Les juges ont estimé que, dans le cas de Vincent Lambert, la décision d’arrêt de ces traitements prise par l’équipe du CHU de Reims a bien respecté les conditions (critères médicaux et non médicaux) posées par la loi Leonetti. « Je trouve que Dr Éric Kariger est exemplaire », souligne le Pr Sicard.

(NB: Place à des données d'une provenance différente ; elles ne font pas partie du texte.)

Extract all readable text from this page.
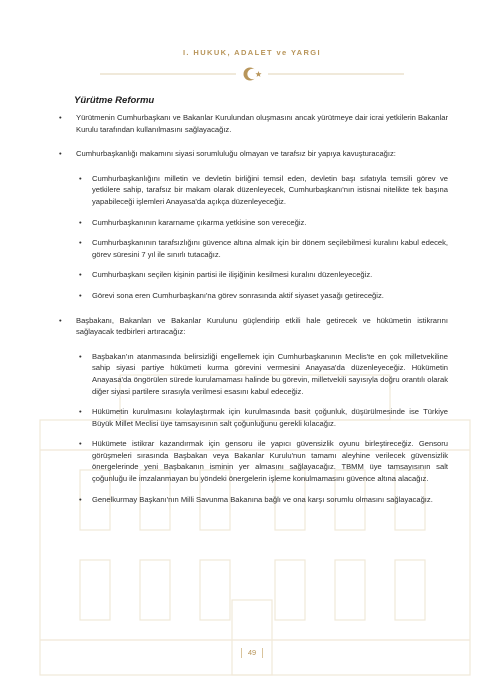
I. HUKUK, ADALET ve YARGI
Yürütme Reformu
• Yürütmenin Cumhurbaşkanı ve Bakanlar Kurulundan oluşmasını ancak yürütmeye dair icrai yetkilerin Bakanlar Kurulu tarafından kullanılmasını sağlayacağız.
• Cumhurbaşkanlığı makamını siyasi sorumluluğu olmayan ve tarafsız bir yapıya kavuşturacağız:
• Cumhurbaşkanlığını milletin ve devletin birliğini temsil eden, devletin başı sıfatıyla temsili görev ve yetkilere sahip, tarafsız bir makam olarak düzenleyecek, Cumhurbaşkanı'nın istisnai nitelikte tek başına yapabileceği işlemleri Anayasa'da açıkça düzenleyeceğiz.
• Cumhurbaşkanının kararname çıkarma yetkisine son vereceğiz.
• Cumhurbaşkanının tarafsızlığını güvence altına almak için bir dönem seçilebilmesi kuralını kabul edecek, görev süresini 7 yıl ile sınırlı tutacağız.
• Cumhurbaşkanı seçilen kişinin partisi ile ilişiğinin kesilmesi kuralını düzenleyeceğiz.
• Görevi sona eren Cumhurbaşkanı'na görev sonrasında aktif siyaset yasağı getireceğiz.
• Başbakanı, Bakanları ve Bakanlar Kurulunu güçlendirip etkili hale getirecek ve hükümetin istikrarını sağlayacak tedbirleri artıracağız:
• Başbakan'ın atanmasında belirsizliği engellemek için Cumhurbaşkanının Meclis'te en çok milletvekiline sahip siyasi partiye hükümeti kurma görevini vermesini Anayasa'da düzenleyeceğiz. Hükümetin Anayasa'da öngörülen sürede kurulamaması halinde bu görevin, milletvekili sayısıyla doğru orantılı olarak diğer siyasi partilere sırasıyla verilmesi esasını kabul edeceğiz.
• Hükümetin kurulmasını kolaylaştırmak için kurulmasında basit çoğunluk, düşürülmesinde ise Türkiye Büyük Millet Meclisi üye tamsayısının salt çoğunluğunu gerekli kılacağız.
• Hükümete istikrar kazandırmak için gensoru ile yapıcı güvensizlik oyunu birleştireceğiz. Gensoru görüşmeleri sırasında Başbakan veya Bakanlar Kurulu'nun tamamı aleyhine verilecek güvensizlik önergelerinde yeni Başbakanın isminin yer almasını sağlayacağız. TBMM üye tamsayısının salt çoğunluğu ile imzalanmayan bu yöndeki önergelerin işleme konulmamasını güvence altına alacağız.
• Genelkurmay Başkanı'nın Milli Savunma Bakanına bağlı ve ona karşı sorumlu olmasını sağlayacağız.
49
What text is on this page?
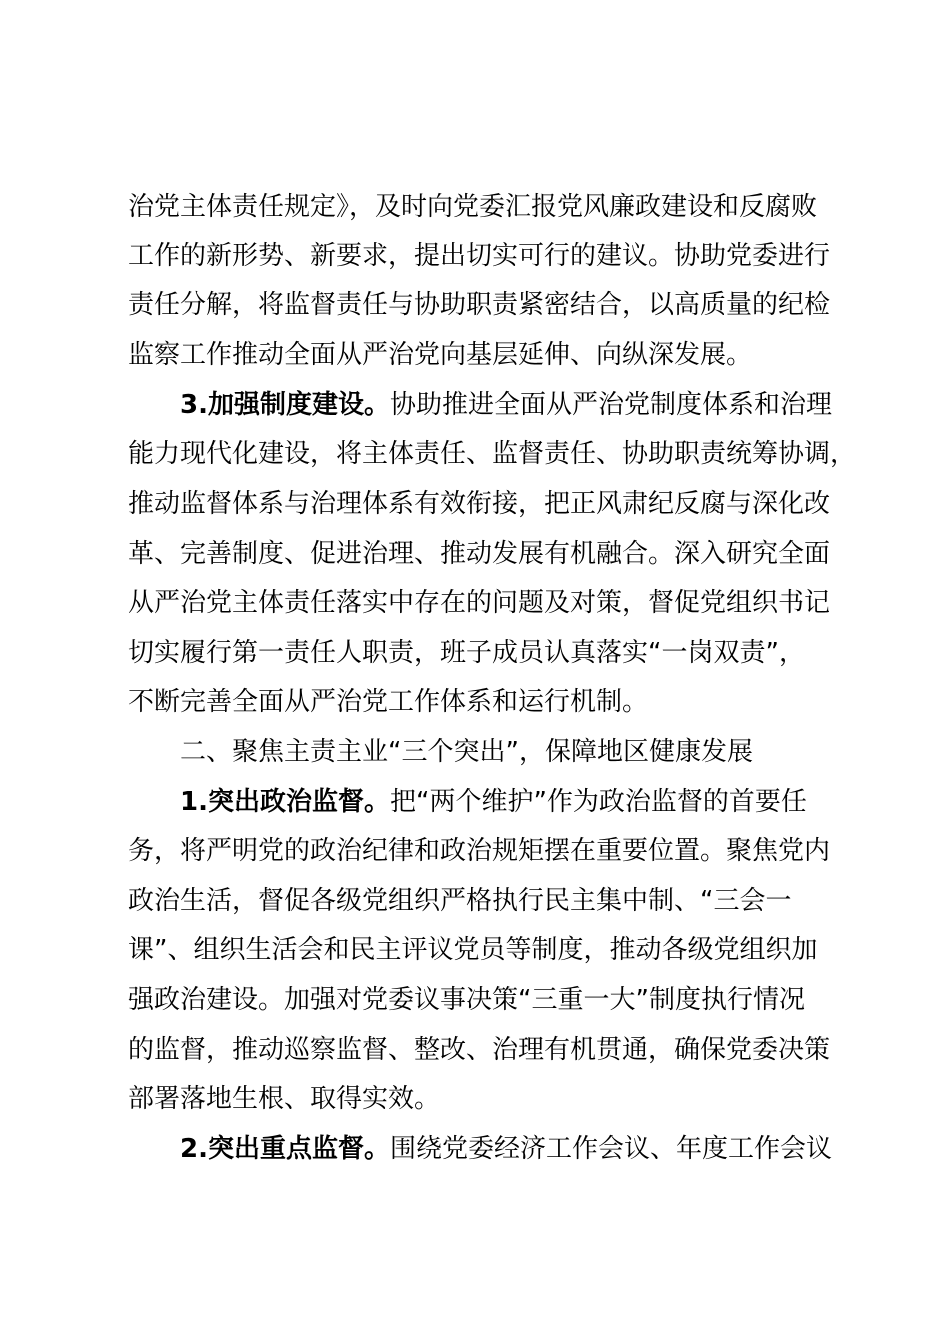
治党主体责任规定》，及时向党委汇报党风廉政建设和反腐败
工作的新形势、新要求，提出切实可行的建议。协助党委进行
责任分解，将监督责任与协助职责紧密结合，以高质量的纪检
监察工作推动全面从严治党向基层延伸、向纵深发展。
3.加强制度建设。协助推进全面从严治党制度体系和治理
能力现代化建设，将主体责任、监督责任、协助职责统筹协调，
推动监督体系与治理体系有效衔接，把正风肃纪反腐与深化改
革、完善制度、促进治理、推动发展有机融合。深入研究全面
从严治党主体责任落实中存在的问题及对策，督促党组织书记
切实履行第一责任人职责，班子成员认真落实“一岗双责”，
不断完善全面从严治党工作体系和运行机制。
二、聚焦主责主业“三个突出”，保障地区健康发展
1.突出政治监督。把“两个维护”作为政治监督的首要任
务，将严明党的政治纪律和政治规矩摆在重要位置。聚焦党内
政治生活，督促各级党组织严格执行民主集中制、“三会一
课”、组织生活会和民主评议党员等制度，推动各级党组织加
强政治建设。加强对党委议事决策“三重一大”制度执行情况
的监督，推动巡察监督、整改、治理有机贯通，确保党委决策
部署落地生根、取得实效。
2.突出重点监督。围绕党委经济工作会议、年度工作会议
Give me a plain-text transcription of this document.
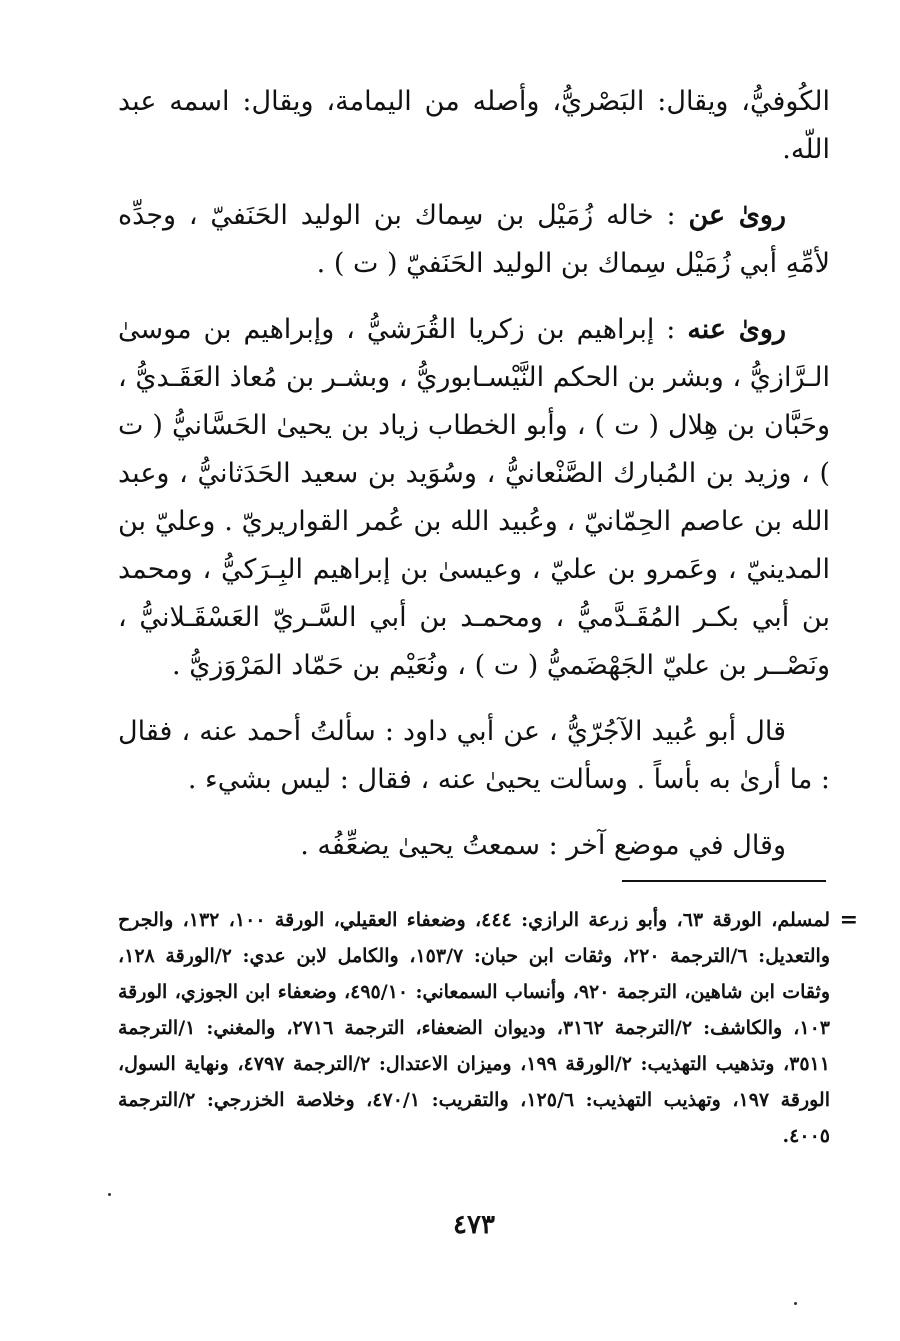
الكُوفيُّ، ويقال: البَصْريُّ، وأصله من اليمامة، ويقال: اسمه عبد اللّه.

روىٰ عن : خاله زُمَيْل بن سِماك بن الوليد الحَنَفيّ ، وجدِّه لأمِّهِ أبي زُمَيْل سِماك بن الوليد الحَنَفيّ ( ت ) .

روىٰ عنه : إبراهيم بن زكريا القُرَشيُّ ، وإبراهيم بن موسىٰ الـرَّازيُّ ، وبشر بن الحكم النَّيْسـابوريُّ ، وبشـر بن مُعاذ العَقَـديُّ ، وحَبَّان بن هِلال ( ت ) ، وأبو الخطاب زياد بن يحيىٰ الحَسَّانيُّ ( ت ) ، وزيد بن المُبارك الصَّنْعانيُّ ، وسُوَيد بن سعيد الحَدَثانيُّ ، وعبد الله بن عاصم الحِمّانيّ ، وعُبيد الله بن عُمر القواريريّ . وعليّ بن المدينيّ ، وعَمرو بن عليّ ، وعيسىٰ بن إبراهيم البِـرَكيُّ ، ومحمد بن أبي بكـر المُقَـدَّميُّ ، ومحمـد بن أبي السَّـريّ العَسْقَـلانيُّ ، ونَصْــر بن عليّ الجَهْضَميُّ ( ت ) ، ونُعَيْم بن حَمّاد المَرْوَزيُّ .

قال أبو عُبيد الآجُرّيُّ ، عن أبي داود : سألتُ أحمد عنه ، فقال : ما أرىٰ به بأساً . وسألت يحيىٰ عنه ، فقال : ليس بشيء .

وقال في موضع آخر : سمعتُ يحيىٰ يضعِّفُه .

=

لمسلم، الورقة ٦٣، وأبو زرعة الرازي: ٤٤٤، وضعفاء العقيلي، الورقة ١٠٠، ١٣٢، والجرح والتعديل: ٦/الترجمة ٢٢٠، وثقات ابن حبان: ١٥٣/٧، والكامل لابن عدي: ٢/الورقة ١٢٨، وثقات ابن شاهين، الترجمة ٩٢٠، وأنساب السمعاني: ٤٩٥/١٠، وضعفاء ابن الجوزي، الورقة ١٠٣، والكاشف: ٢/الترجمة ٣١٦٢، وديوان الضعفاء، الترجمة ٢٧١٦، والمغني: ١/الترجمة ٣٥١١، وتذهيب التهذيب: ٢/الورقة ١٩٩، وميزان الاعتدال: ٢/الترجمة ٤٧٩٧، ونهاية السول، الورقة ١٩٧، وتهذيب التهذيب: ١٢٥/٦، والتقريب: ٤٧٠/١، وخلاصة الخزرجي: ٢/الترجمة ٤٠٠٥.

٤٧٣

Un acquittement qui fait débat
À Pau, dans les Pyrénnées Atlantiques, l’attitude du Dr Nicolas Bonnemaison jugé pour 7 empoisonnements sur des patients en fin de vie, entre mars 2010 et juillet 2011 est apparue moins exemplaire. « J’ai été surpris par l’attitude de ce médecin qui a été très digne du début jusqu’à la fin du procès. Il n’est pas du tout apparu comme un militant de l’euthanasie et il a tenu des propos très mesurés regrettant effectivement de n’avoir pas partagé la décision », reconnaît toutefois le Pr Sicard qui a été l’une des personnalités auditionnées lors de ce procès. À la barre, le Pr Sicard a expliqué que la responsabilité lui semblait plutôt celle de l’hôpital et plutôt collective. « L’hôpital s’est déchargé sur lui des situations de fin de vie et cela pose la question de l’attitude de la médecine », suggère le spécialiste d’éthique. Selon lui le procès Bonnemaison n’a pas été un procès pour l’euthanasie mais « un procès pour que la mort soit abordée dans sa complexité, qu’on en parle à l’hôpital et que cela ne soit pas évacué dans un couloir comme un non sujet ».
Le Pr Emmanuel Hirsch (département de recherche en éthique, université Paris-Sud) est plus sévère quant au verdict. « Nous sommes passés de l’homicide à une permissivité », fait-il observer. Selon lui, le signal donné par cet acquittement pourrait décourager ceux qui respectent les règles car dans ce cas, il n’y a eu ni consultation de la personne de confiance ni respect de la collégialité et des modalités de la sédation. « Dès
lors qu’il n’y a plus de recours à la loi, que la loi n’est plus signifiante pour les gens, la loi est périmée », estime-t-il en évoquant « l’agonie de la loi ».